We are happy to announce a talk by
Sabrina Weber (Frankfurt a.M.)
on
Extraposition of prepositional phrases
– corpus data and elicited production experiments
in the Oberseminar English Linguistics, Monday, May 23, 4-6pm, room IG 3.201.
Abstract:
Extraposition of prepositional phrases out of NP is considered to be a marked structure as it splits up the head noun and the PP. However, there is another syntactic dependency to consider: the
dependency between head noun and clause-final verb (see Hawkins, 2004, 2014). In his study about relative clause extraposition in German, Bader (2014) notes that the rate of extraposition increases with increasing length of the relative clause, while it declines with increasing extraposition distance. Thus, there are two aspects to consider: 1. the length of the extraposed constituent, and 2. the length of the intervening material between head noun and extraposed constituent.
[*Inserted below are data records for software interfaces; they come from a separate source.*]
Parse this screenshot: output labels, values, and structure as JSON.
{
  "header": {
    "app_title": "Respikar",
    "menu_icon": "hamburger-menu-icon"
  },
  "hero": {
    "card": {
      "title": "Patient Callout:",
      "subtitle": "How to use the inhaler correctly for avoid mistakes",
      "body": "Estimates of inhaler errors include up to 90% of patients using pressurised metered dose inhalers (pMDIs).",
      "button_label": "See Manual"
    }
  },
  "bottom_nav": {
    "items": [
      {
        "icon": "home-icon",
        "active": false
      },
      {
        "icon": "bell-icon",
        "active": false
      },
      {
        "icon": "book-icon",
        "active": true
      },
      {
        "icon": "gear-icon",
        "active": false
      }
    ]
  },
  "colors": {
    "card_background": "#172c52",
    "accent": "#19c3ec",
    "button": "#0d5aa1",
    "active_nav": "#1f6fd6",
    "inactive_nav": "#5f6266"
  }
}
We report two elicited production studies, together with a corpus study, investigating the influence of the length of both the extraposed PP and the intervening material on the likelihood of extraposition in German. We find that extraposition is favoured over verbs only. Furthermore, we find in the corpus that extraposed PPs are significantly longer than PPs found in non-extraposed position. While extraposed PPs could be expected to be reproduced in non-extraposed position, we find this expectation only partially confirmed, therefore putting into question if extraposition is marked in all contexts and conditions.